Harmonized Approach To Stress Tests For Critical Infrastructures Against Natural Hazards (STREST)

Critical Infrastructures (CIs) provide essential goods and services for modern society; they are highly integrated and have growing mutual dependencies. Recent natural events have shown that cascading failures of CIs have the potential for multiinfrastructure collapse and widespread societal and economic consequences. Moving toward a safer and more resilient society requires improved and standardized tools for hazard and risk assessment of extreme events, and their systematic application to whole classes of CIs. Among the most important assessment tools are the stress tests, designed to test the vulnerability and resilience of individual CIs and infrastructure systems in natural disasters. We present the main results of the STREST project regarding extreme event quantification with focus on extreme earthquakes and extreme earthquake consequences.

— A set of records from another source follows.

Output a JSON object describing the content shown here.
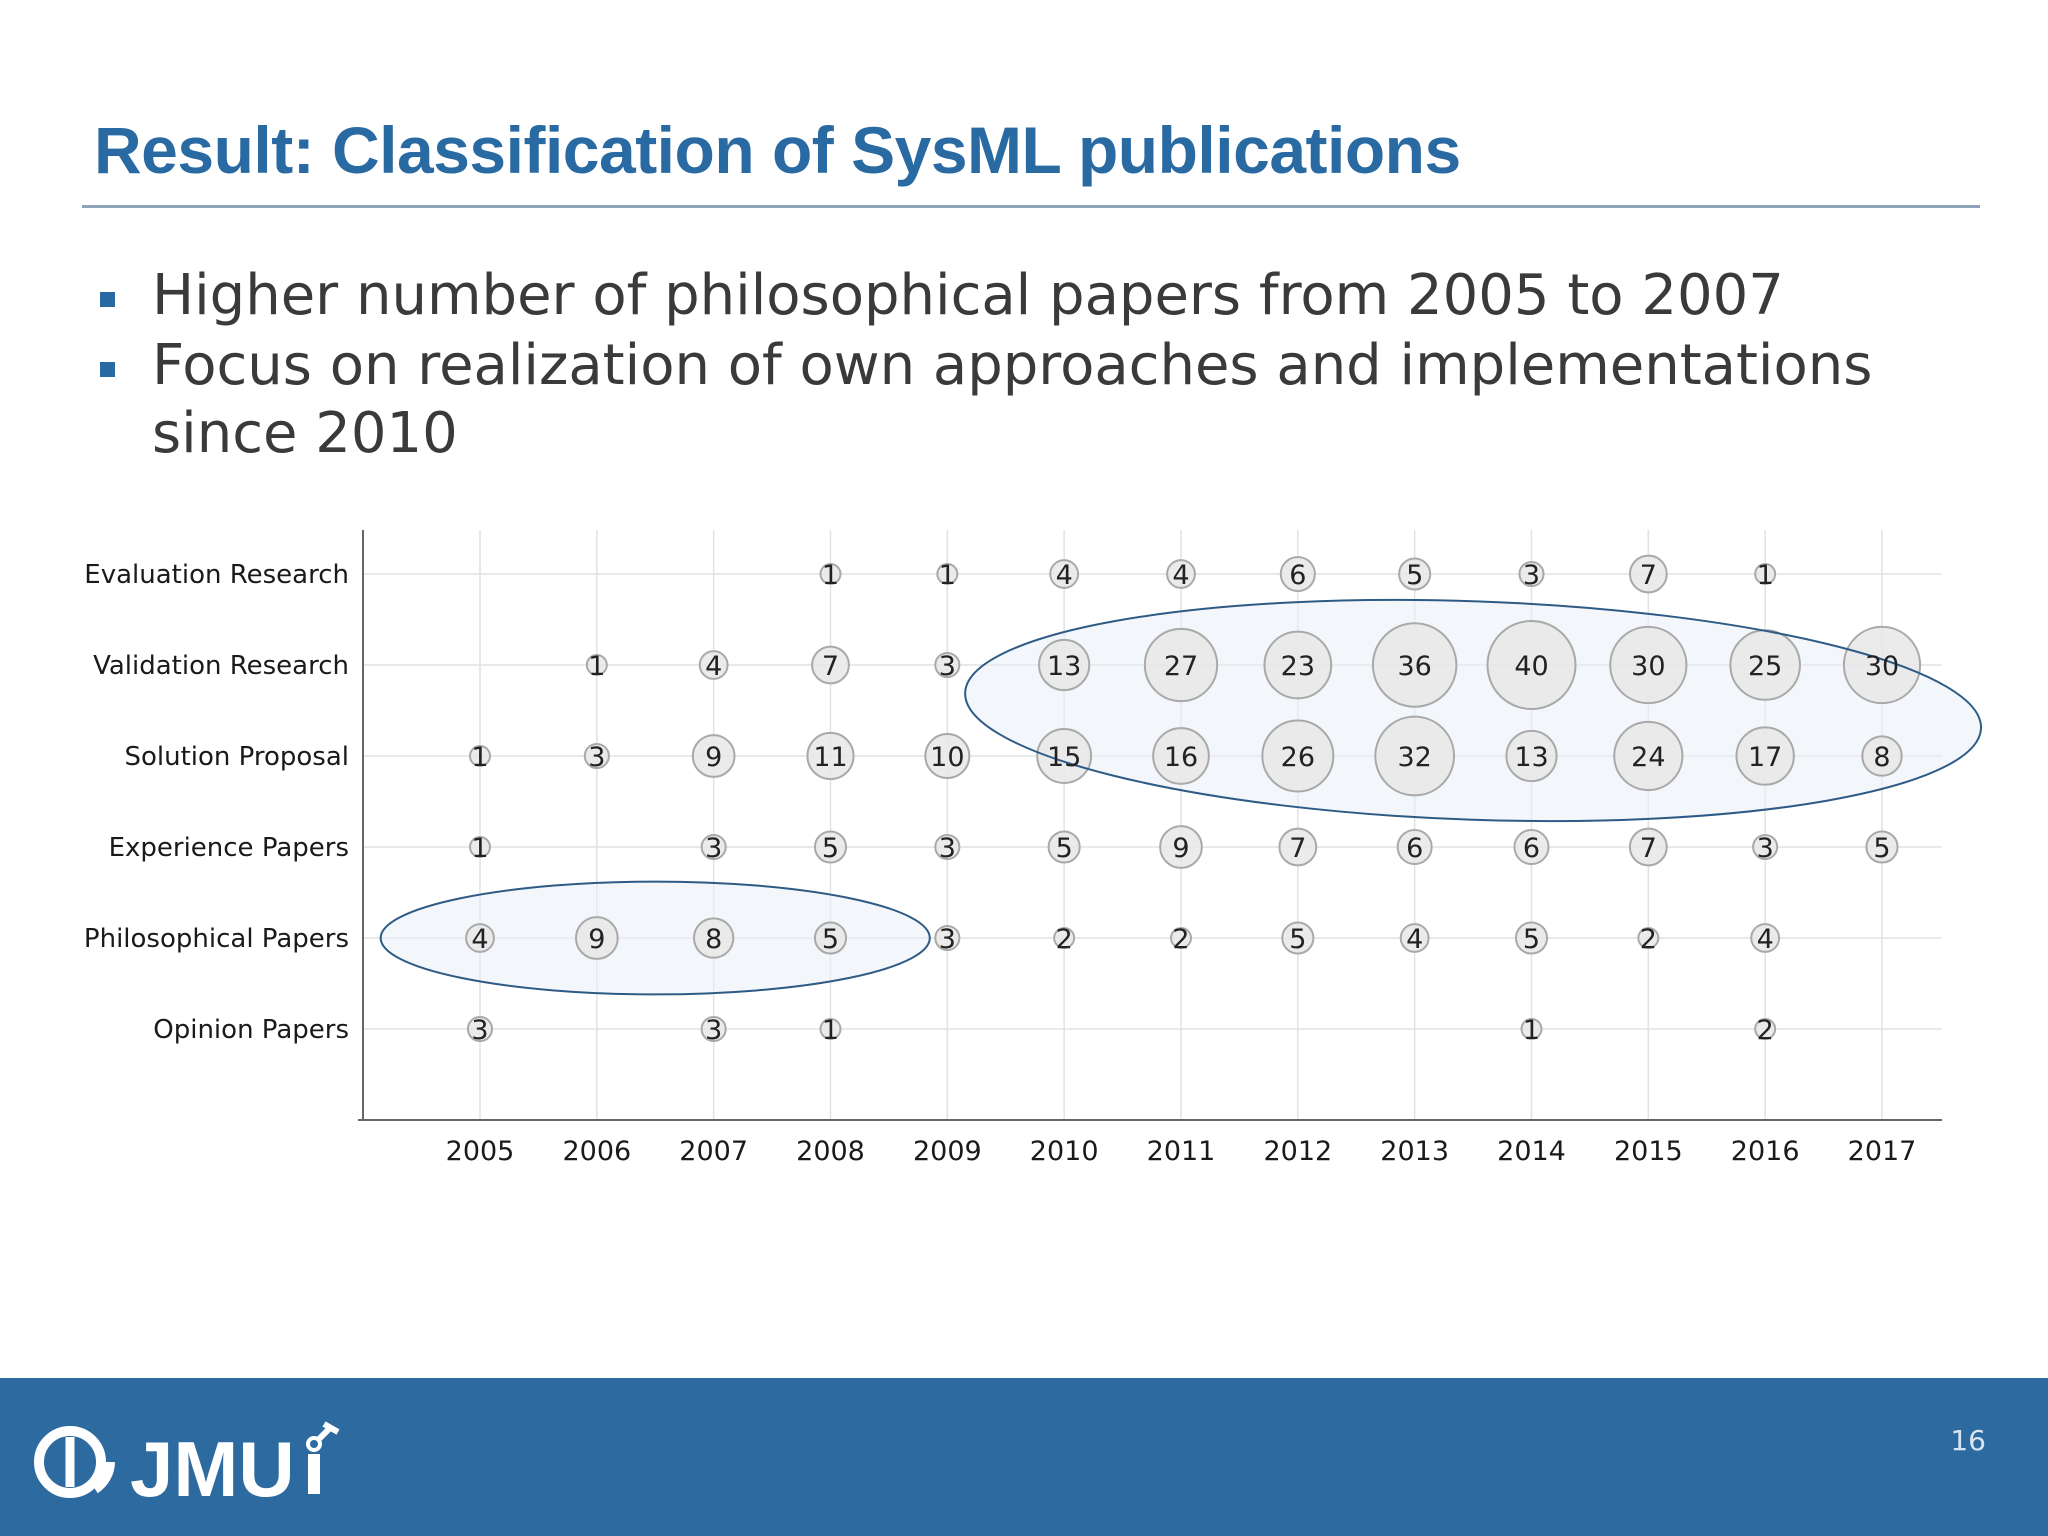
{
  "slide": {
    "title": "Result: Classification of SysML publications",
    "bullets": [
      "Higher number of philosophical papers from 2005 to 2007",
      "Focus on realization of own approaches and implementations since 2010"
    ],
    "page_number": "16",
    "logo_text": "JMU",
    "accent_color": "#2a6aa3",
    "footer_color": "#2c6a9f",
    "highlight_color": "#e9f1f8"
  },
  "chart_data": {
    "type": "bubble",
    "title": "",
    "xlabel": "",
    "ylabel": "",
    "years": [
      "2005",
      "2006",
      "2007",
      "2008",
      "2009",
      "2010",
      "2011",
      "2012",
      "2013",
      "2014",
      "2015",
      "2016",
      "2017"
    ],
    "categories": [
      "Evaluation Research",
      "Validation Research",
      "Solution Proposal",
      "Experience Papers",
      "Philosophical Papers",
      "Opinion Papers"
    ],
    "values": [
      [
        null,
        null,
        null,
        1,
        1,
        4,
        4,
        6,
        5,
        3,
        7,
        1,
        null
      ],
      [
        null,
        1,
        4,
        7,
        3,
        13,
        27,
        23,
        36,
        40,
        30,
        25,
        30
      ],
      [
        1,
        3,
        9,
        11,
        10,
        15,
        16,
        26,
        32,
        13,
        24,
        17,
        8
      ],
      [
        1,
        null,
        3,
        5,
        3,
        5,
        9,
        7,
        6,
        6,
        7,
        3,
        5
      ],
      [
        4,
        9,
        8,
        5,
        3,
        2,
        2,
        5,
        4,
        5,
        2,
        4,
        null
      ],
      [
        3,
        null,
        3,
        1,
        null,
        null,
        null,
        null,
        null,
        1,
        null,
        2,
        null
      ]
    ],
    "highlights": [
      {
        "categories": [
          "Validation Research",
          "Solution Proposal"
        ],
        "from": "2010",
        "to": "2017"
      },
      {
        "categories": [
          "Philosophical Papers"
        ],
        "from": "2005",
        "to": "2008"
      }
    ],
    "grid": true,
    "bubble_color": "#e8e8e8"
  }
}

We show that extremes result from the combination of stochastic, site-specific and/or explicit physical processes. The stochasticity of earthquake risk is represented by random phenomena (e.g., random earthquake clusters, spectral acceleration sigma) and model uncertainties. Site-specific aspects include geotechnical properties, near-source effects and ground shaking spatial correlations, which can locally increase the seismic risk. Finally, physical processes include maximum fault rupture propagation, earthquake interactions (i.e., aftershocks) and associated vulnerability changes, inter-hazard interactions (e.g., tsunamis, landslides), natech interactions (i.e., domino effects within the CI system following an earthquake), and additional CI interactions. Combination of all these processes tends to yield more extremes (fattening the risk curve) based upon which the CI stress test is made. The different steps of the STREST stress test method are presented in a companion paper.